Ik ga in ieder geval akkoord dat er activisme moet staan. Het bastaardkind heeft lang genoeg als achterliggede hegemonisch idee geleefd. Het is een bastaardkind omdat het gebaseerd is op het gebrek aan ene idee. Het is een excuus voor intellectuele luiheid en de beste garantie dat politici - en de lobbygroepen zoals de vakbonden en de werkgeversorganisaties - de samenleving kunnen gebruiken als een speelbal voor hun ‘beleid’. Genoeg daarvan.

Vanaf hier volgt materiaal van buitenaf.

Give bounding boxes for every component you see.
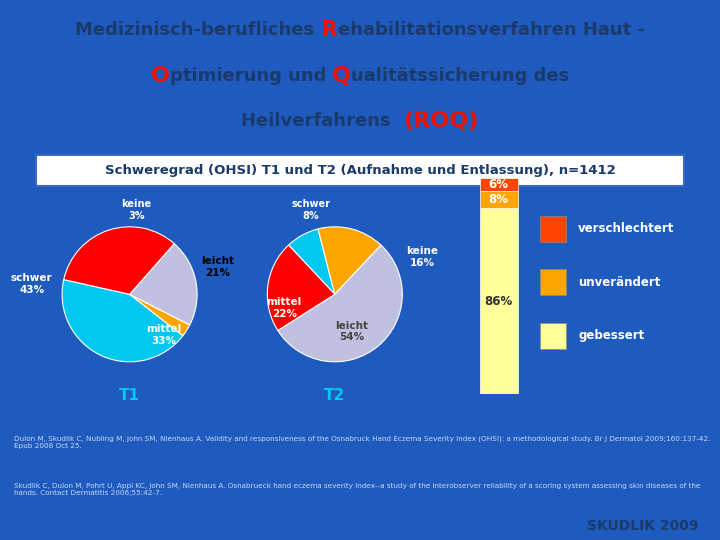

Het is ook nodig dat we het idee achter ons laten. Het is onlogisch te verwachten dat we een staat kunnen hebben die subsidieert zonder te controleert. Als je geld vraagt van de staat, zal haar controle onvermijdelijk komen. Deze controle zal veroorzaken dat we in een logica gedwongen worden waar we geen deel van willen zijn. Stop met de staat te vragen; ga voor burgerlijke ongehoorzaamheid. Wij willen u niet; noch uw geld, noch uw controle. En de staat en haar perversiteiten zal op de duur ophouden te bestaan. Dat was de mooie boodschap van Etienne de la Boetie. De slavernij van de controle aan de staat is uiteindelijk berust op burgerlijke gehoorzaamheid. De keizer heeft geen kleren; maar tracht je wel om te kopen met geld. Aanvaard het niet; verzet u tegen dit vergiftigd geschenk. Er zijn belangrijkere zaken in het leven dan subsidie geld; die je alleen maar kan bereiken als je de controle afketst en weigert.


Het wordt tijd voor activisme. Tijd voor solidariteit. Tijd voor vrijheid. En weg met de bastaard en de staat die haar nodig heeft.